Il n'est pas contesté que la mise en place de la rupture conventionnelle est intervenue dans les conditions prévues aux articles L.1237-11 et suivants du code du travail, destinées à garantir la liberté du consentement des parties. De plus, compte tenu du statut de M. [D] de candidat aux élections prud'homales, la rupture conventionnelle a été autorisée par l'inspection du travail, laquelle, après enquête, a constaté la liberté de consentement des parties à rompre le contrat de travail et l'absence de lien entre la procédure et la situation du salarié. Aucun recours n'a été formé contre la décision d'autorisation de l'administration.
M. [D] n'établit pas l'existence de faits pouvant laisser présumer l'existence d'une discrimination à son encontre en raison de sa candidature aux élections prud'homales, étant souligné qu'il a renoncé en cause d'appel à la demande d'indemnisation fondée sur une discrimination qu'il avait présentée en première instance. Il a été relevé par ailleurs qu'il arguait en vain d'une rupture du principe d'égalité sur le plan salarial, ne justifiant pas, ni même ne prétendant, avoir été traité différemment des autres personnels placés dans une situation identique à la sienne. La seule circonstance que le 24 novembre 2009, soit huit mois après la rédaction de la demande de rupture conventionnelle, il ait contesté son solde de tout compte daté du 28 mai 2009 en sollicitant l'application de la convention collective, au demeurant sans dénoncer, contrairement à ce qu'il affirme, une quelconque discrimination ou inégalité de traitement, ne permet pas de requalifier sa demande de rupture conventionnelle en une démission devant s'analyser en une prise d'acte de rupture produisant les effets d'un licenciement entaché de nullité en raison du statut du salarié ou simplement dénué de cause réelle et sérieuse.
Les demandes contraires de M. [D] relatives à la rupture de son contrat de travail seront par conséquent rejetées et le jugement de première instance sera confirmé sur ce point également.
Sur les dépens et les frais non compris dans les dépens
Succombant en son recours, M. [D] sera condamné aux dépens d'appel et gardera à sa charge les frais non compris dans les dépens qu'il a exposés à l'occasion de la présente instance, les dispositions prises sur les dépens et les frais irrépétibles de première instance étant confirmées.
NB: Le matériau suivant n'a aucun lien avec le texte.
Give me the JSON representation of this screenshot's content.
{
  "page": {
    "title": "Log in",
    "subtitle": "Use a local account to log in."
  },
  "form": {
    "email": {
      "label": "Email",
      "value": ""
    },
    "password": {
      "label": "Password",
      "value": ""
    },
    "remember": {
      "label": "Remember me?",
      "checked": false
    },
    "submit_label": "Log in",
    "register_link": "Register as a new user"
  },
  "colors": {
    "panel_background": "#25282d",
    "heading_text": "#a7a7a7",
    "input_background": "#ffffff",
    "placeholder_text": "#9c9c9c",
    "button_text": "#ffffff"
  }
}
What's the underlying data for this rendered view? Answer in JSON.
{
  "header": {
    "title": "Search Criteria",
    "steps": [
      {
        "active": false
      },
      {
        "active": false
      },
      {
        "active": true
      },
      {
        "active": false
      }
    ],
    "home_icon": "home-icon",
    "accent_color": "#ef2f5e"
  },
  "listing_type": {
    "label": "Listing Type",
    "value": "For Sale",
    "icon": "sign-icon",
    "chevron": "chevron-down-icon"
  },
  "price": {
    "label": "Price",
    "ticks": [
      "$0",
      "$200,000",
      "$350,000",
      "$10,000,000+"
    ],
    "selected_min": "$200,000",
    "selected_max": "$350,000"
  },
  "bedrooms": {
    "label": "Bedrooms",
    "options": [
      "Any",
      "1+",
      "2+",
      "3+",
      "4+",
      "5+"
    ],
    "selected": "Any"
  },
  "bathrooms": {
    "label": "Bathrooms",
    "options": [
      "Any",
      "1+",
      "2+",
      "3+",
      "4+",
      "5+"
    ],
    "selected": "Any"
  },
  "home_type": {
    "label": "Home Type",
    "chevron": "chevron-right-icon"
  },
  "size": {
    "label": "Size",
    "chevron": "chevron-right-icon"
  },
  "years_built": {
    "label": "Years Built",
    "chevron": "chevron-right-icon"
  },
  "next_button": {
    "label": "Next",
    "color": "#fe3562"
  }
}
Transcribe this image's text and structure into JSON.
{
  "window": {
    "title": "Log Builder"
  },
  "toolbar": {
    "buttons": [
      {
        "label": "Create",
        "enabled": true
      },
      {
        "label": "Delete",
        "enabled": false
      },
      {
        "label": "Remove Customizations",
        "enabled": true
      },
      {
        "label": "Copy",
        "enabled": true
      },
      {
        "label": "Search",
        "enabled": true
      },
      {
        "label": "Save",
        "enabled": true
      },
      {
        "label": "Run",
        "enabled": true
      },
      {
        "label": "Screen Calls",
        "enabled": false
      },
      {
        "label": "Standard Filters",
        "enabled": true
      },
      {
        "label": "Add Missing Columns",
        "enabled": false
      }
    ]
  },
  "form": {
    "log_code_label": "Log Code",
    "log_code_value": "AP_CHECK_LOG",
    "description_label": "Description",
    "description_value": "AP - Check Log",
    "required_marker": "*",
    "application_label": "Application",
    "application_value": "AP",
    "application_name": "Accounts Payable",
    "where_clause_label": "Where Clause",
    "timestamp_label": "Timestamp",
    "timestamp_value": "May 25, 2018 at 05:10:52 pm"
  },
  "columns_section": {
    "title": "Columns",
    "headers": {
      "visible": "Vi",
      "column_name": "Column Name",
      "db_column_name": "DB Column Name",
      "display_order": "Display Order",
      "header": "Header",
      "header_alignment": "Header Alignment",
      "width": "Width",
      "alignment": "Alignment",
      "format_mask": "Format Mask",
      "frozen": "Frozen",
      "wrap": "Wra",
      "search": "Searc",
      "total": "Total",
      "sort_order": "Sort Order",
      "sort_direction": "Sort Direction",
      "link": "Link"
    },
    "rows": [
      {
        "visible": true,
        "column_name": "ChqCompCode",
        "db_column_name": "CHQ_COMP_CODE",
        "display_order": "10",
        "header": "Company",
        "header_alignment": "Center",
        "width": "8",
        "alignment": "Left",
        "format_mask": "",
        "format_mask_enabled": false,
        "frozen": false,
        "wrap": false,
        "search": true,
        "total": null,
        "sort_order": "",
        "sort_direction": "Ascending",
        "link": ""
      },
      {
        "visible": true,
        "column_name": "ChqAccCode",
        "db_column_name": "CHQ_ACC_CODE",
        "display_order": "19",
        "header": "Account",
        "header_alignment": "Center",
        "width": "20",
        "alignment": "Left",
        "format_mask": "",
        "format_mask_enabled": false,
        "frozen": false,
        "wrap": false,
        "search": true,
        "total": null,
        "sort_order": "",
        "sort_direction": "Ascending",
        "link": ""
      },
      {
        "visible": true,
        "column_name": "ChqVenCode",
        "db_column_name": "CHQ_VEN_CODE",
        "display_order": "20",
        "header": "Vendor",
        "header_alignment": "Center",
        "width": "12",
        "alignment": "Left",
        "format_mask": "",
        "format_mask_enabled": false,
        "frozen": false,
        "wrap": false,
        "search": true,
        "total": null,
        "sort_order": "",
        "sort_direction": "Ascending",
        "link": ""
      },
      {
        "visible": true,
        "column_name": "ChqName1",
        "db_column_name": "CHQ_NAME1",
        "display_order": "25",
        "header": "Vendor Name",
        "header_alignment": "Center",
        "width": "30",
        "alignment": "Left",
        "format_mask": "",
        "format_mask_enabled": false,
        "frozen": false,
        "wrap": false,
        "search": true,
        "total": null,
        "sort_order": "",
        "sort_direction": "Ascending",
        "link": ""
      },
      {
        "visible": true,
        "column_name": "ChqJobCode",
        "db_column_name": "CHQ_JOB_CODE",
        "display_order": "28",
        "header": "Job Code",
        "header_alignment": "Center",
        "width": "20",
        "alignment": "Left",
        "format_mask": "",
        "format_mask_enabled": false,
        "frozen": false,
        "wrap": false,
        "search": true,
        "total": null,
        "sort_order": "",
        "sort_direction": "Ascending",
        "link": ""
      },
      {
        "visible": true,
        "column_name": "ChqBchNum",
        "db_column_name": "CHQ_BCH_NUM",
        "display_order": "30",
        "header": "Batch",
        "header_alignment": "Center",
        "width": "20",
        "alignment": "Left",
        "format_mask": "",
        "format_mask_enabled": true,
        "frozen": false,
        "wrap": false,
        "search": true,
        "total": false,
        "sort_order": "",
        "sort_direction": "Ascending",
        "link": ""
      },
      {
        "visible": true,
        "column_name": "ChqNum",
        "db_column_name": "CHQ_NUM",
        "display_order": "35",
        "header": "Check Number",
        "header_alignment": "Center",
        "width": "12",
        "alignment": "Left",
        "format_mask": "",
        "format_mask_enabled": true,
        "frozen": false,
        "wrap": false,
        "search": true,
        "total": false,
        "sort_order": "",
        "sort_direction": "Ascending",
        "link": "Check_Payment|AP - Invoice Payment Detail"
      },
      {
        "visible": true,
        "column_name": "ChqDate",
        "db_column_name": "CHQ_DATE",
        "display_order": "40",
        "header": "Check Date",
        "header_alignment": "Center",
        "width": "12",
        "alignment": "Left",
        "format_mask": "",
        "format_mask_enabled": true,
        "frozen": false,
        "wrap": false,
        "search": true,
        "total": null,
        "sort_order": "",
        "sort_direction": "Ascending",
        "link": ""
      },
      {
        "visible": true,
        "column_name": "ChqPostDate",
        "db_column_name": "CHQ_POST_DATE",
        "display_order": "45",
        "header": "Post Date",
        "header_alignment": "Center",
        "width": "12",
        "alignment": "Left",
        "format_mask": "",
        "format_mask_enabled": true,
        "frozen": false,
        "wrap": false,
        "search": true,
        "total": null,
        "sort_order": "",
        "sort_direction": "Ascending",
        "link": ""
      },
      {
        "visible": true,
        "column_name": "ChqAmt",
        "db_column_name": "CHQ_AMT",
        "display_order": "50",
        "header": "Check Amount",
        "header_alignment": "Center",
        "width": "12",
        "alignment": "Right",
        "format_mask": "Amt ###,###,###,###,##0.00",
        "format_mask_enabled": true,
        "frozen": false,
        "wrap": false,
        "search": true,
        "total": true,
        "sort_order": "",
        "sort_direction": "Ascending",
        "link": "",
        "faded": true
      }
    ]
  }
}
Il y a lieu, en équité, de laisser à l'APF la charge de ses frais non compris dans les dépens.
PAR CES MOTIFS
LA COUR
Confirme le jugement déféré en toutes ses dispositions,
Y ajoutant,
Condamne M. [D] aux dépens d'appel,
Dit n'y avoir lieu à application de l'article 700 du code de procédure civile au profit de l'ASSOCIATION DES PARALYSES DE FRANCE.